Re: Postgres table size
Hi
Thanks. Ill post it on the mailing list when I get the results.
Im trying to calculate and see how the tablesize works for a simple
table.
I have a table with 10 cols
5 varchars _ it is declared as varchar(40) but contains data of length 3
5 numeric - declared as numeric(22,0) but contains data of precision 10
There are 10000 rows
select * from pg_relation_size gives 1548288 bytes as the table's size
select relpages from pg_class for that table gives 189 pages
Calculation
varchar = (overhead) 4 + (actual length of string) 3 = 7 bytes
*for 5 varchar
cols = 5*7 = 35 bytes
numeric
(according to manual--- The actual storage requirement is two bytes for
each group of four decimal digits, plus eight bytes overhead )
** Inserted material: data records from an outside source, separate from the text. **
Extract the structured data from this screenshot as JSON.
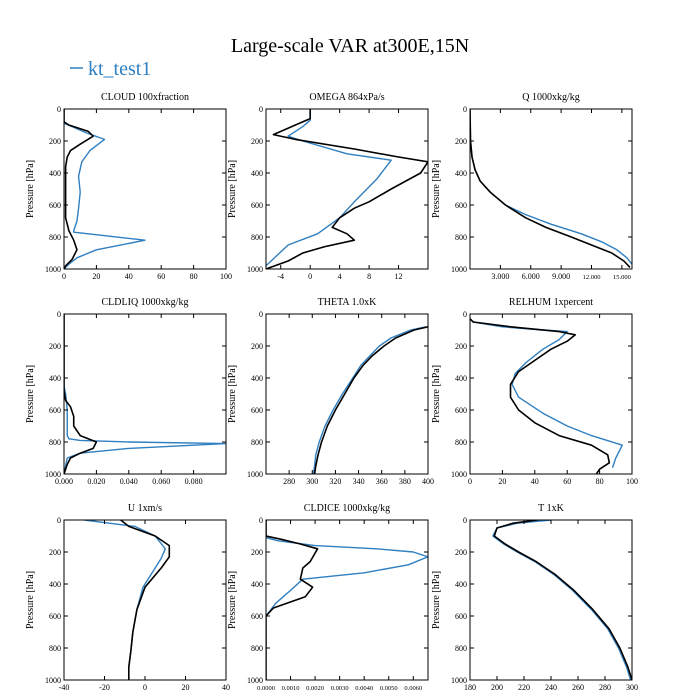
{
  "figure": {
    "title": "Large-scale VAR at300E,15N",
    "legend": [
      {
        "name": "kt_test1",
        "color": "#2f7fc1"
      }
    ],
    "ref_color": "#000000"
  },
  "chart_data": [
    {
      "type": "line",
      "title": "CLOUD 100xfraction",
      "ylabel": "Pressure [hPa]",
      "xlim": [
        0,
        100
      ],
      "ylim": [
        1000,
        0
      ],
      "xticks": [
        0,
        20,
        40,
        60,
        80,
        100
      ],
      "xtick_labels": [
        "0",
        "20",
        "40",
        "60",
        "80",
        "100"
      ],
      "yticks": [
        0,
        200,
        400,
        600,
        800,
        1000
      ],
      "ytick_labels": [
        "0",
        "200",
        "400",
        "600",
        "800",
        "1000"
      ],
      "series": [
        {
          "name": "kt_test1",
          "color": "#2f7fc1",
          "x": [
            0,
            0,
            5,
            14,
            25,
            16,
            11,
            9,
            10,
            9,
            8,
            6,
            6,
            15,
            50,
            20,
            8,
            3,
            0
          ],
          "y": [
            0,
            90,
            110,
            150,
            190,
            260,
            330,
            420,
            520,
            620,
            700,
            760,
            770,
            780,
            820,
            880,
            930,
            970,
            1000
          ]
        },
        {
          "name": "",
          "color": "#000000",
          "x": [
            0,
            0,
            3,
            15,
            18,
            10,
            4,
            2,
            1,
            1,
            1,
            1,
            3,
            6,
            8,
            5,
            1,
            0
          ],
          "y": [
            0,
            80,
            100,
            140,
            170,
            220,
            260,
            300,
            360,
            450,
            560,
            680,
            760,
            820,
            880,
            940,
            980,
            1000
          ]
        }
      ]
    },
    {
      "type": "line",
      "title": "OMEGA 864xPa/s",
      "ylabel": "Pressure [hPa]",
      "xlim": [
        -6,
        16
      ],
      "ylim": [
        1000,
        0
      ],
      "xticks": [
        -4,
        0,
        4,
        8,
        12
      ],
      "xtick_labels": [
        "-4",
        "0",
        "4",
        "8",
        "12"
      ],
      "yticks": [
        0,
        200,
        400,
        600,
        800,
        1000
      ],
      "ytick_labels": [
        "0",
        "200",
        "400",
        "600",
        "800",
        "1000"
      ],
      "series": [
        {
          "name": "kt_test1",
          "color": "#2f7fc1",
          "x": [
            0,
            0,
            -1,
            -3,
            -1,
            5,
            11,
            9,
            6,
            4,
            1,
            -3,
            -6
          ],
          "y": [
            0,
            70,
            110,
            170,
            200,
            280,
            320,
            440,
            580,
            680,
            780,
            850,
            980
          ]
        },
        {
          "name": "",
          "color": "#000000",
          "x": [
            0,
            0,
            -2,
            -5,
            -2,
            6,
            12,
            16,
            15,
            11,
            8,
            6,
            4,
            3,
            5,
            6,
            2,
            -1,
            -3,
            -6
          ],
          "y": [
            0,
            60,
            100,
            160,
            190,
            250,
            300,
            330,
            400,
            500,
            580,
            620,
            680,
            740,
            780,
            820,
            860,
            900,
            950,
            1000
          ]
        }
      ]
    },
    {
      "type": "line",
      "title": "Q 1000xkg/kg",
      "ylabel": "Pressure [hPa]",
      "xlim": [
        0,
        16000
      ],
      "ylim": [
        1000,
        0
      ],
      "xticks": [
        3000,
        6000,
        9000,
        12000,
        15000
      ],
      "xtick_labels": [
        "3.000",
        "6.000",
        "9.000",
        "12.000",
        "15.000"
      ],
      "yticks": [
        0,
        200,
        400,
        600,
        800,
        1000
      ],
      "ytick_labels": [
        "0",
        "200",
        "400",
        "600",
        "800",
        "1000"
      ],
      "series": [
        {
          "name": "kt_test1",
          "color": "#2f7fc1",
          "x": [
            0,
            50,
            200,
            500,
            1000,
            2000,
            3500,
            5500,
            8000,
            11000,
            13000,
            14500,
            15500,
            16000
          ],
          "y": [
            0,
            200,
            300,
            380,
            450,
            520,
            600,
            660,
            720,
            780,
            830,
            880,
            930,
            970
          ]
        },
        {
          "name": "",
          "color": "#000000",
          "x": [
            0,
            50,
            200,
            500,
            1000,
            2000,
            3500,
            5500,
            7500,
            10000,
            12000,
            14000,
            15200,
            15800
          ],
          "y": [
            0,
            200,
            300,
            380,
            450,
            520,
            600,
            680,
            740,
            800,
            850,
            900,
            950,
            990
          ]
        }
      ]
    },
    {
      "type": "line",
      "title": "CLDLIQ 1000xkg/kg",
      "ylabel": "Pressure [hPa]",
      "xlim": [
        0,
        0.1
      ],
      "ylim": [
        1000,
        0
      ],
      "xticks": [
        0,
        0.02,
        0.04,
        0.06,
        0.08
      ],
      "xtick_labels": [
        "0.000",
        "0.020",
        "0.040",
        "0.060",
        "0.080"
      ],
      "yticks": [
        0,
        200,
        400,
        600,
        800,
        1000
      ],
      "ytick_labels": [
        "0",
        "200",
        "400",
        "600",
        "800",
        "1000"
      ],
      "series": [
        {
          "name": "kt_test1",
          "color": "#2f7fc1",
          "x": [
            0,
            0,
            0.001,
            0.002,
            0.002,
            0.002,
            0.003,
            0.01,
            0.04,
            0.1,
            0.04,
            0.01,
            0.002,
            0
          ],
          "y": [
            0,
            450,
            500,
            600,
            700,
            760,
            780,
            790,
            800,
            810,
            840,
            870,
            900,
            1000
          ]
        },
        {
          "name": "",
          "color": "#000000",
          "x": [
            0,
            0,
            0.001,
            0.004,
            0.006,
            0.006,
            0.01,
            0.02,
            0.018,
            0.01,
            0.004,
            0.002,
            0
          ],
          "y": [
            0,
            480,
            540,
            580,
            640,
            700,
            760,
            800,
            840,
            870,
            900,
            940,
            1000
          ]
        }
      ]
    },
    {
      "type": "line",
      "title": "THETA 1.0xK",
      "ylabel": "Pressure [hPa]",
      "xlim": [
        260,
        400
      ],
      "ylim": [
        1000,
        0
      ],
      "xticks": [
        280,
        300,
        320,
        340,
        360,
        380,
        400
      ],
      "xtick_labels": [
        "280",
        "300",
        "320",
        "340",
        "360",
        "380",
        "400"
      ],
      "yticks": [
        0,
        200,
        400,
        600,
        800,
        1000
      ],
      "ytick_labels": [
        "0",
        "200",
        "400",
        "600",
        "800",
        "1000"
      ],
      "series": [
        {
          "name": "kt_test1",
          "color": "#2f7fc1",
          "x": [
            398,
            385,
            368,
            358,
            350,
            342,
            335,
            326,
            318,
            311,
            306,
            303,
            302,
            301
          ],
          "y": [
            80,
            100,
            150,
            200,
            260,
            320,
            400,
            500,
            600,
            700,
            800,
            880,
            950,
            1000
          ]
        },
        {
          "name": "",
          "color": "#000000",
          "x": [
            400,
            388,
            372,
            362,
            352,
            344,
            336,
            328,
            320,
            313,
            308,
            305,
            303,
            302
          ],
          "y": [
            80,
            100,
            150,
            200,
            260,
            320,
            400,
            500,
            600,
            700,
            800,
            880,
            950,
            1000
          ]
        }
      ]
    },
    {
      "type": "line",
      "title": "RELHUM 1xpercent",
      "ylabel": "Pressure [hPa]",
      "xlim": [
        0,
        100
      ],
      "ylim": [
        1000,
        0
      ],
      "xticks": [
        0,
        20,
        40,
        60,
        80,
        100
      ],
      "xtick_labels": [
        "0",
        "20",
        "40",
        "60",
        "80",
        "100"
      ],
      "yticks": [
        0,
        200,
        400,
        600,
        800,
        1000
      ],
      "ytick_labels": [
        "0",
        "200",
        "400",
        "600",
        "800",
        "1000"
      ],
      "series": [
        {
          "name": "kt_test1",
          "color": "#2f7fc1",
          "x": [
            0,
            2,
            20,
            45,
            60,
            55,
            45,
            35,
            28,
            26,
            30,
            45,
            60,
            75,
            94,
            90,
            88
          ],
          "y": [
            30,
            50,
            80,
            100,
            110,
            160,
            220,
            300,
            370,
            440,
            520,
            620,
            700,
            760,
            820,
            900,
            960
          ]
        },
        {
          "name": "",
          "color": "#000000",
          "x": [
            0,
            2,
            25,
            55,
            65,
            60,
            50,
            40,
            30,
            25,
            25,
            30,
            40,
            55,
            75,
            85,
            86,
            80,
            78
          ],
          "y": [
            30,
            50,
            80,
            110,
            130,
            170,
            220,
            290,
            360,
            440,
            520,
            600,
            680,
            760,
            820,
            880,
            930,
            970,
            1000
          ]
        }
      ]
    },
    {
      "type": "line",
      "title": "U 1xm/s",
      "ylabel": "Pressure [hPa]",
      "xlim": [
        -40,
        40
      ],
      "ylim": [
        1000,
        0
      ],
      "xticks": [
        -40,
        -20,
        0,
        20,
        40
      ],
      "xtick_labels": [
        "-40",
        "-20",
        "0",
        "20",
        "40"
      ],
      "yticks": [
        0,
        200,
        400,
        600,
        800,
        1000
      ],
      "ytick_labels": [
        "0",
        "200",
        "400",
        "600",
        "800",
        "1000"
      ],
      "series": [
        {
          "name": "kt_test1",
          "color": "#2f7fc1",
          "x": [
            -30,
            -5,
            5,
            10,
            8,
            4,
            -1,
            -4,
            -6,
            -7,
            -8,
            -8
          ],
          "y": [
            0,
            40,
            100,
            180,
            240,
            320,
            420,
            560,
            700,
            820,
            920,
            1000
          ]
        },
        {
          "name": "",
          "color": "#000000",
          "x": [
            -12,
            -8,
            5,
            12,
            12,
            8,
            0,
            -4,
            -6,
            -7,
            -8,
            -8
          ],
          "y": [
            0,
            40,
            100,
            160,
            230,
            300,
            420,
            560,
            700,
            820,
            920,
            1000
          ]
        }
      ]
    },
    {
      "type": "line",
      "title": "CLDICE 1000xkg/kg",
      "ylabel": "Pressure [hPa]",
      "xlim": [
        0,
        0.0066
      ],
      "ylim": [
        1000,
        0
      ],
      "xticks": [
        0,
        0.001,
        0.002,
        0.003,
        0.004,
        0.005,
        0.006
      ],
      "xtick_labels": [
        "0.0000",
        "0.0010",
        "0.0020",
        "0.0030",
        "0.0040",
        "0.0050",
        "0.0060"
      ],
      "yticks": [
        0,
        200,
        400,
        600,
        800,
        1000
      ],
      "ytick_labels": [
        "0",
        "200",
        "400",
        "600",
        "800",
        "1000"
      ],
      "series": [
        {
          "name": "kt_test1",
          "color": "#2f7fc1",
          "x": [
            0,
            0,
            0.0005,
            0.002,
            0.0045,
            0.006,
            0.0066,
            0.0058,
            0.004,
            0.0015,
            0.001,
            0.0004,
            0
          ],
          "y": [
            0,
            110,
            130,
            160,
            180,
            200,
            230,
            280,
            330,
            370,
            440,
            520,
            600
          ]
        },
        {
          "name": "",
          "color": "#000000",
          "x": [
            0,
            0,
            0.0006,
            0.0014,
            0.0021,
            0.0018,
            0.0015,
            0.0014,
            0.0019,
            0.0016,
            0.0003,
            0,
            0
          ],
          "y": [
            0,
            100,
            120,
            150,
            180,
            260,
            300,
            370,
            420,
            480,
            550,
            600,
            1000
          ]
        }
      ]
    },
    {
      "type": "line",
      "title": "T 1xK",
      "ylabel": "Pressure [hPa]",
      "xlim": [
        180,
        300
      ],
      "ylim": [
        1000,
        0
      ],
      "xticks": [
        180,
        200,
        220,
        240,
        260,
        280,
        300
      ],
      "xtick_labels": [
        "180",
        "200",
        "220",
        "240",
        "260",
        "280",
        "300"
      ],
      "yticks": [
        0,
        200,
        400,
        600,
        800,
        1000
      ],
      "ytick_labels": [
        "0",
        "200",
        "400",
        "600",
        "800",
        "1000"
      ],
      "series": [
        {
          "name": "kt_test1",
          "color": "#2f7fc1",
          "x": [
            240,
            215,
            200,
            197,
            205,
            215,
            228,
            242,
            256,
            270,
            282,
            290,
            296,
            299
          ],
          "y": [
            0,
            20,
            50,
            100,
            150,
            200,
            260,
            340,
            440,
            560,
            680,
            800,
            920,
            1000
          ]
        },
        {
          "name": "",
          "color": "#000000",
          "x": [
            230,
            212,
            200,
            198,
            206,
            216,
            229,
            243,
            257,
            271,
            283,
            291,
            297,
            300
          ],
          "y": [
            0,
            20,
            50,
            100,
            150,
            200,
            260,
            340,
            440,
            560,
            680,
            800,
            920,
            1000
          ]
        }
      ]
    }
  ]
}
numeric = ( 10/4)*2 +8 = 13 bytes
*for 5 numeric cols = 13 *5 = 65
*row overhead = 32
So
Bytes per row = 35 + 65 +32 = 132 bytes
for 10000
rows = 1320000
The manual says ---The first 20 bytes of each page consists of a page header (PageHeaderData).
There are 189 pages
*page header cost = 20*189 = 3780 bytes
Therefore Total = 1320000 (row cost) + 3780 (page header cost)=1323780 bytes for this table
Is this calculation right? But the size of the table according to pg_relation_size is 1548288 bytes
What am I missing in my calculation?
Thanks for your help.
Thanks
sharmila
----- Original Message ----
From: Jeff Davis <pgsql@j-davis.com>
To: SHARMILA JOTHIRAJAH <sharmi_jo@yahoo.com>
Sent: Friday, November 16, 2007 2:12:46 PM
Subject: Re: [GENERAL] Postgres table size
On Fri, 2007-11-16 at 07:36 -0800, SHARMILA JOTHIRAJAH wrote:
Hi,
You were right. I installed beta2 and the table size now is
4682817536. ThanksHow do you estimate the table size generally., ie.,
what is the storage size of varchar, numeric and timestamp columns
and
What is the row overhead?
For example, If I have a table (in postgres8.2.3 version) with 10
rows
and 3 columns (varchar,numeric(22,0),timestamp) , how do I estimate
their storage size. How does 8.3Beta-2 handle this?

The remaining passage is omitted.